浴衣姿の女性客も、綿菓子を売る屋台の兄さんも、色とりどりの夜空に心が吸い込まれていくようだった。
つぎつぎと打ちあがる花火も佳境に入り、最初の仕掛け花火が消えかかると、再び花火の連射が始まった。いよいよだ。
おおきな尺玉の連射がはじまると、ついに順番がまわってきた。
3500発目の10号玉が「ヒューー」という笛の音を出しながら花火が上がっていく。花火には笛が付いていて、打ち上げられると音が出るようになっているのだ。しかし、デリートには笛はついていない。直後にデリートが打ち上げられ音もなく花火を追いかける。300mくらいで花火が「ドパーン」という音で広がった瞬間だ。デリートに破裂の信号が送られた。

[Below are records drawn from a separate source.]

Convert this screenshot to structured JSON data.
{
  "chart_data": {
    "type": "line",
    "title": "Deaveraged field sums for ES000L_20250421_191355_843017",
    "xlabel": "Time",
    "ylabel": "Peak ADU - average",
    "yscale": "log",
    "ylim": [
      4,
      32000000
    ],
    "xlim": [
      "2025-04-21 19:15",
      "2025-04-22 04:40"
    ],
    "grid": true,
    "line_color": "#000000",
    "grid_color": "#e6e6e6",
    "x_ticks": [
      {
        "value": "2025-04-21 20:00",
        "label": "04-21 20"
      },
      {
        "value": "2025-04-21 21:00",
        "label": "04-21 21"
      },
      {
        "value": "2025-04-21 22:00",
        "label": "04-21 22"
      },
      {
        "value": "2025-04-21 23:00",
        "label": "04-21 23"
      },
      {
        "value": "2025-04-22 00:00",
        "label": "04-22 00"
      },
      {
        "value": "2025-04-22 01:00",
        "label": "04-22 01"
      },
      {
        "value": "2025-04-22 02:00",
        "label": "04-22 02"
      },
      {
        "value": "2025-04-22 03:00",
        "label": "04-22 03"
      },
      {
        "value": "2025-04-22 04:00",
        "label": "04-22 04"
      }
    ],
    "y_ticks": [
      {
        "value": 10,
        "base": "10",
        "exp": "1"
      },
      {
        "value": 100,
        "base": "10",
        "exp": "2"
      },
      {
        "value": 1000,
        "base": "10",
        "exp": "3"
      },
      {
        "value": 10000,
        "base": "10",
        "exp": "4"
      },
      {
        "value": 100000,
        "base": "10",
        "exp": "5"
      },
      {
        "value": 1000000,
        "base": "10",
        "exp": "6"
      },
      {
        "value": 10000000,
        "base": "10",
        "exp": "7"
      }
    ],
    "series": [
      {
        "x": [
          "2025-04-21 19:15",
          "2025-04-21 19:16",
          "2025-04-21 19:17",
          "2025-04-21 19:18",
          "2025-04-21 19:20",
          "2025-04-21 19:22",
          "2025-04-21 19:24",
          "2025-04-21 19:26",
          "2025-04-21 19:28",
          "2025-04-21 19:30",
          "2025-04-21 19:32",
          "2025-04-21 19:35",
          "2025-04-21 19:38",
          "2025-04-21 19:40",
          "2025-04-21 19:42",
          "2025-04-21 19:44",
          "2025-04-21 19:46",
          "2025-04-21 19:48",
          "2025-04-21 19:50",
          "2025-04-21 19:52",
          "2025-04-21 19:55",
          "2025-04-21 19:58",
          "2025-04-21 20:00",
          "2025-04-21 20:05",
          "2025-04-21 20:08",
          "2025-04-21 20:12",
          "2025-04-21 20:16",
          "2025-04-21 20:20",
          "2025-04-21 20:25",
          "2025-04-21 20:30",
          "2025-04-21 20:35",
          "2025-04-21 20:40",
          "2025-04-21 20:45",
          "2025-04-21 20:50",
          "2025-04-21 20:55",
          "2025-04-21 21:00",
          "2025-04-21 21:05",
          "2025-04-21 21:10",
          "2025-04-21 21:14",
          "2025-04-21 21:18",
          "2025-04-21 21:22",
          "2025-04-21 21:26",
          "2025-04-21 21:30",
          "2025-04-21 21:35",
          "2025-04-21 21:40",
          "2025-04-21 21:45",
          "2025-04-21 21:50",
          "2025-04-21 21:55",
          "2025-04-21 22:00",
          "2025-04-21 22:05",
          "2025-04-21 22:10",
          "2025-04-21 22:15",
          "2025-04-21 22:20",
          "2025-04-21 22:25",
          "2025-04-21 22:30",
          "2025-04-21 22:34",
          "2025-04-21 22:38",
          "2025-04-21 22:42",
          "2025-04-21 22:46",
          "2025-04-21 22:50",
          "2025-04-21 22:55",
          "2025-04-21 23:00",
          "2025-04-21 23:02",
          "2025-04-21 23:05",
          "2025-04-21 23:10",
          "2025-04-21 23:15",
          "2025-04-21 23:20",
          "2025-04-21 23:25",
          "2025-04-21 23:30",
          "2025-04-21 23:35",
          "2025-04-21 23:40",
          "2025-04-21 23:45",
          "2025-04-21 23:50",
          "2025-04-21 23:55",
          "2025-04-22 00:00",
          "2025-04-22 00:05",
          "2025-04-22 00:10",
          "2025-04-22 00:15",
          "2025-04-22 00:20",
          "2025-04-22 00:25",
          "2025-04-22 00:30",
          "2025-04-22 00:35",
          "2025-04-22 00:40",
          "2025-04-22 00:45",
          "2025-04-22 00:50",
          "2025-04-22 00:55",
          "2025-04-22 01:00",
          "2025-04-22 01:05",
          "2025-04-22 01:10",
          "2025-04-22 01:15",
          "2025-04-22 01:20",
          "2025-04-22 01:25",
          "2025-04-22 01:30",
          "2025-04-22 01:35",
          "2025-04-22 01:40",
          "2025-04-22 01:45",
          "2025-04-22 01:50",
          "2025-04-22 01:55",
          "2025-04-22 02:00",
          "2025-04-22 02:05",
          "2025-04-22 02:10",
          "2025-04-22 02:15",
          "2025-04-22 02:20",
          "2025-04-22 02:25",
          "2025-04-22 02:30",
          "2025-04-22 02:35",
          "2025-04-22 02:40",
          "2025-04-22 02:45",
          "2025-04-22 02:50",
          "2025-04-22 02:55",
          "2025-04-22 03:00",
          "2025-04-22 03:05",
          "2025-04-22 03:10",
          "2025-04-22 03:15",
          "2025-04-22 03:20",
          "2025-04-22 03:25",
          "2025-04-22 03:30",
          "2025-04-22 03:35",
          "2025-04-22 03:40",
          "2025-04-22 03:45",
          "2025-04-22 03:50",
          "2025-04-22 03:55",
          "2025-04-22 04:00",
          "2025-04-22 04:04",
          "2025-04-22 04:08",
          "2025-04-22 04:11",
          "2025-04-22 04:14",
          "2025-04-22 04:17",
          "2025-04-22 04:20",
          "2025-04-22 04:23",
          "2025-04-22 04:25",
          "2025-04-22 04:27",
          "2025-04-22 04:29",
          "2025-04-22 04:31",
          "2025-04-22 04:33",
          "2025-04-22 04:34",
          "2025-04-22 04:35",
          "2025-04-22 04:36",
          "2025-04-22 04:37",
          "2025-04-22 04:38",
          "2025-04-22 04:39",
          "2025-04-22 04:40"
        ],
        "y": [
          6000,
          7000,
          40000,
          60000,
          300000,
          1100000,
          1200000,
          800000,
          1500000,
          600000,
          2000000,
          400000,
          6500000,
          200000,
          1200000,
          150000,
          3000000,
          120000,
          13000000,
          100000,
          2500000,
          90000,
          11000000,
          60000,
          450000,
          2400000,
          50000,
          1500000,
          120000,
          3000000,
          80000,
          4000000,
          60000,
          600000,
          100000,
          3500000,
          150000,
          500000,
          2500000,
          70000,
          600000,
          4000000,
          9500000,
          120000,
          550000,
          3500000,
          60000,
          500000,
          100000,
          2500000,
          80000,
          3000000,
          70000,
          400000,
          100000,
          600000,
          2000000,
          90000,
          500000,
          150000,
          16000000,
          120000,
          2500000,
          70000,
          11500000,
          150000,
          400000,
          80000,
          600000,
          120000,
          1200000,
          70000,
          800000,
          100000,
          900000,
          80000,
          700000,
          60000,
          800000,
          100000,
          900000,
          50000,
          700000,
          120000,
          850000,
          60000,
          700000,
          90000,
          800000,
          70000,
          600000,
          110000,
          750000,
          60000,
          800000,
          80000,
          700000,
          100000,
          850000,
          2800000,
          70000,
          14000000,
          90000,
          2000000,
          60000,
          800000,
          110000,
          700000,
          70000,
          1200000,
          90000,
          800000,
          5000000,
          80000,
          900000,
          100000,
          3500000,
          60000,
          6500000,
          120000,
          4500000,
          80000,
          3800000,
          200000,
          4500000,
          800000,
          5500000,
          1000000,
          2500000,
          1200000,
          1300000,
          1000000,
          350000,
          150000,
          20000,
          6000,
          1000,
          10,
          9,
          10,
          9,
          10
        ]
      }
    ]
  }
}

闇夜の中でブラックホール・デリート1号は初めて空気を吸うように窓を開けられたのだ。
全てが真っ暗になった。緑と黄色の花が咲き誇ろうとした瞬間に、テレビのスイッチが消えたように音もなく夜空が漆黒になったのだ。
デリートは空中で夜空に開く大輪を吸い込むと、すぐに消滅し、再びたくさんの花火が夜空を埋め尽くした。
「アレッ アレッ 消えなかった?アレッ」
「きっと失敗花火だったんじゃないの」
「あそーっか」
知らないということは幸せなことだ。全てをなきものとする悪魔の掃除機がこの世に生まれた瞬間に気づくものは誰もいなかった。
皇居で映像をご覧になられた陛下は侍従長にも聞こえない小さな声でつぶやいた。
「天照大神を隠してしまうほどの神を作ってしまった。願わくば一度も世に出すことなく、永遠に神宮の杜でお休みいただけるようにしておきたいものだ」
天皇陛下は今日も国家安泰を願い祈祷を続けている。